Nike, Accenture, Gatorade, TagHeuer, American Express…all jumped onto the Tiger Inc. bandwagon because he was very good at hitting a little white ball around. Well, of course, they want a solid, upstanding gentleman who is also of course a winner. They shaped and formed this icon into this perfect human being.
However, we all know that humans are not perfect…but regardless, advertisers still create ads with beautiful women (hide the airbrush please) and create a powerful reaction of envy. This reaction is one of the components leading to the purchase of "X" (enter product or service here). This is no secret…
It is effective, that is why some are able to rake in $100,000,000 dollars worth of endorsements per year.
But humans aren't perfect. This also isn't a secret.
So…Tiger, you are human after all. Great…welcome! There is nothing wrong with being human…we all do make mistakes. Please do us all a favor and just admit to mistakes and talk to us as other human beings (we are actually a very forgiving race). I am not interested at all in some Tiger, Inc. manufactured BS like a post on your website or a "blame it on a disease/disorder" kind of thing, where you get "relieved" from some foreign ailment that you are not really accountable for.
How do you combat this contradiction of Tiger?
People think you are a hypocrite because of this manufactured image of who you really aren't. That is major corporate advertising creating that image. That isn't you. Maybe you have been so focused on golf for so long and constantly led down this path of sponsorship, that you never had the chance to even find out who you really are. Who knows? Again, you are a human being and making mistakes is not a bad thing…it is perfectly normal.

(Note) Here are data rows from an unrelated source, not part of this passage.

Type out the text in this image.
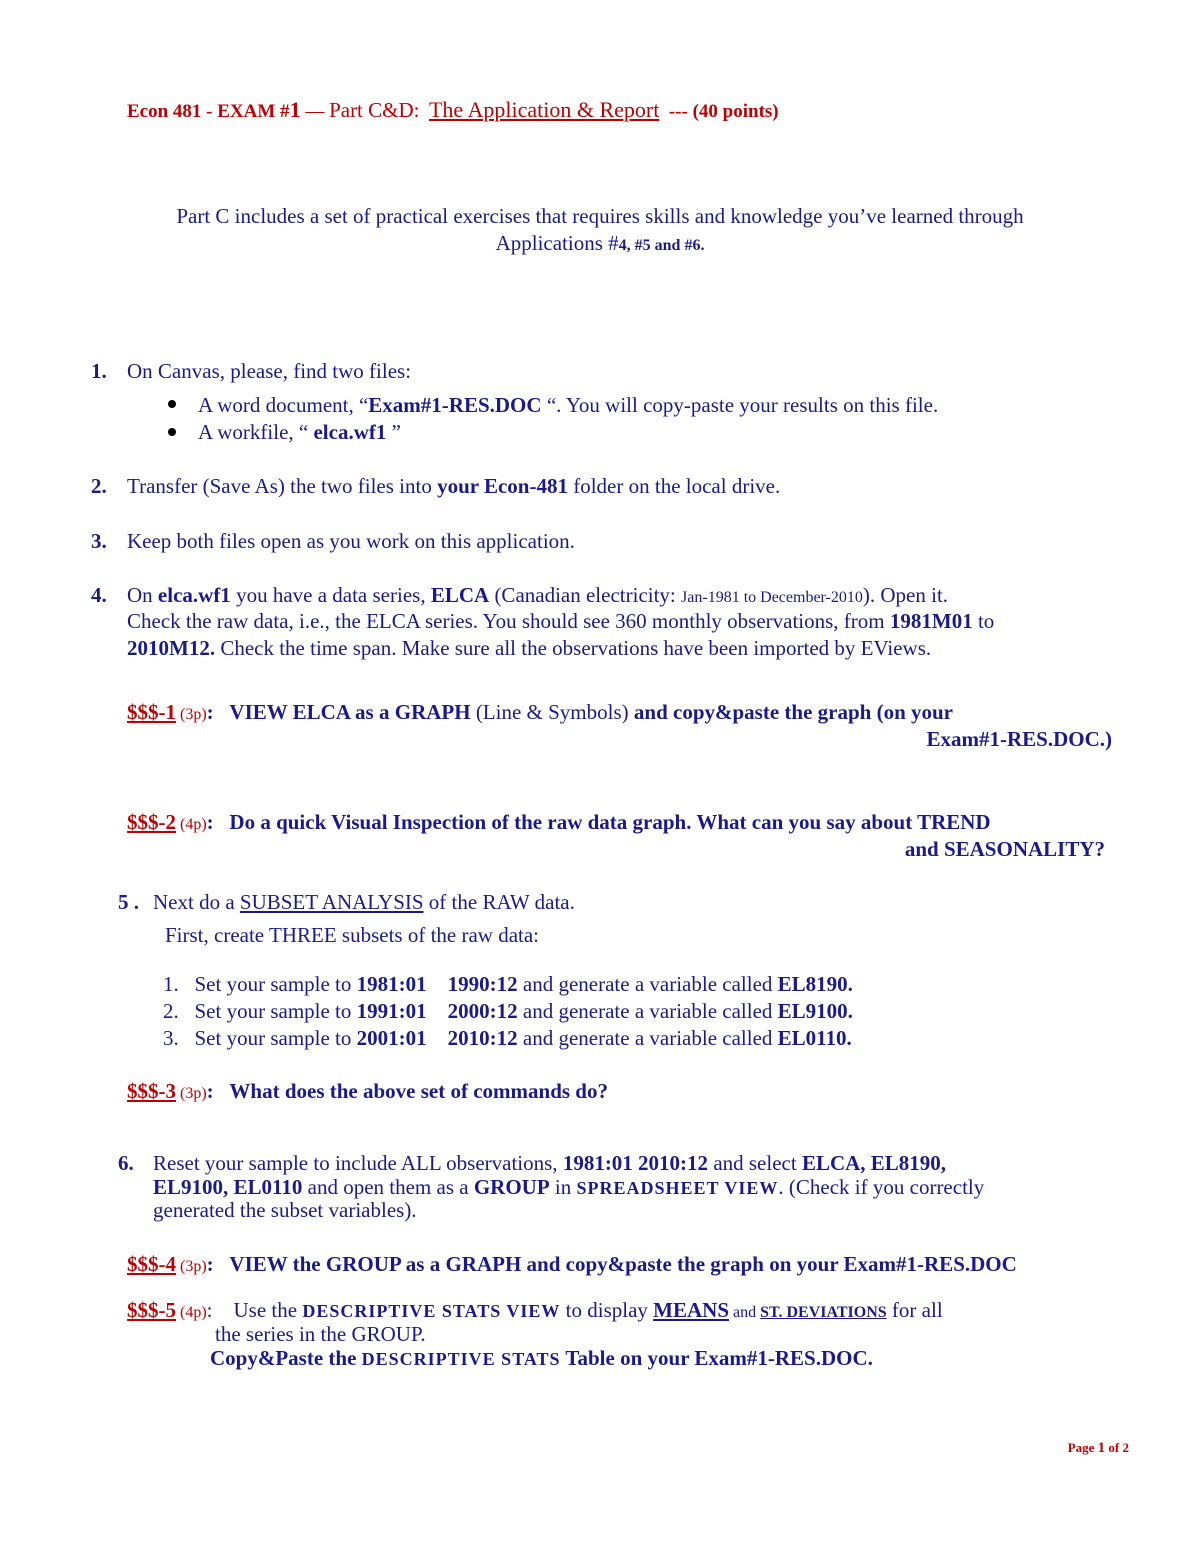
Econ 481 - EXAM #1 — Part C&D: The Application & Report --- (40 points)
Part C includes a set of practical exercises that requires skills and knowledge you’ve learned through
Applications #4, #5 and #6.
1. On Canvas, please, find two files:
A word document, “Exam#1-RES.DOC “. You will copy-paste your results on this file.
A workfile, “ elca.wf1 ”
2. Transfer (Save As) the two files into your Econ-481 folder on the local drive.
3. Keep both files open as you work on this application.
4. On elca.wf1 you have a data series, ELCA (Canadian electricity: Jan-1981 to December-2010). Open it.
Check the raw data, i.e., the ELCA series. You should see 360 monthly observations, from 1981M01 to
2010M12. Check the time span. Make sure all the observations have been imported by EViews.
$$$-1 (3p): VIEW ELCA as a GRAPH (Line & Symbols) and copy&paste the graph (on your
Exam#1-RES.DOC.)
$$$-2 (4p): Do a quick Visual Inspection of the raw data graph. What can you say about TREND
and SEASONALITY?
5 . Next do a SUBSET ANALYSIS of the RAW data.
First, create THREE subsets of the raw data:
1. Set your sample to 1981:01 1990:12 and generate a variable called EL8190.
2. Set your sample to 1991:01 2000:12 and generate a variable called EL9100.
3. Set your sample to 2001:01 2010:12 and generate a variable called EL0110.
$$$-3 (3p): What does the above set of commands do?
6. Reset your sample to include ALL observations, 1981:01 2010:12 and select ELCA, EL8190,
EL9100, EL0110 and open them as a GROUP in SPREADSHEET VIEW. (Check if you correctly
generated the subset variables).
$$$-4 (3p): VIEW the GROUP as a GRAPH and copy&paste the graph on your Exam#1-RES.DOC
$$$-5 (4p): Use the DESCRIPTIVE STATS VIEW to display MEANS and ST. DEVIATIONS for all
the series in the GROUP.
Copy&Paste the DESCRIPTIVE STATS Table on your Exam#1-RES.DOC.
Page 1 of 2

Talk to us authentically about the situation. Sure, you'll lose a few endorsements…but you will easily replace them with companies who's customers value authenticity. But that isn't much of a concern. You have more than enough dough to last several lifetimes. The main impact, and I hope this gets to you one way or another, is that you are able to reach people who really did look up to this "perfect" human (especially children) and learn that envy is indeed ignorance…that everyone is human and everyone makes mistakes. Furthermore, they will understand that being "the best" at something doesn't always equal happiness (in fact, it might be at the expense of happiness or balance in your life)…or having a ton of money doesn't always equal happiness…but being true to yourself and maintaining your integrity (as imperfect as that might be) is more important than anything.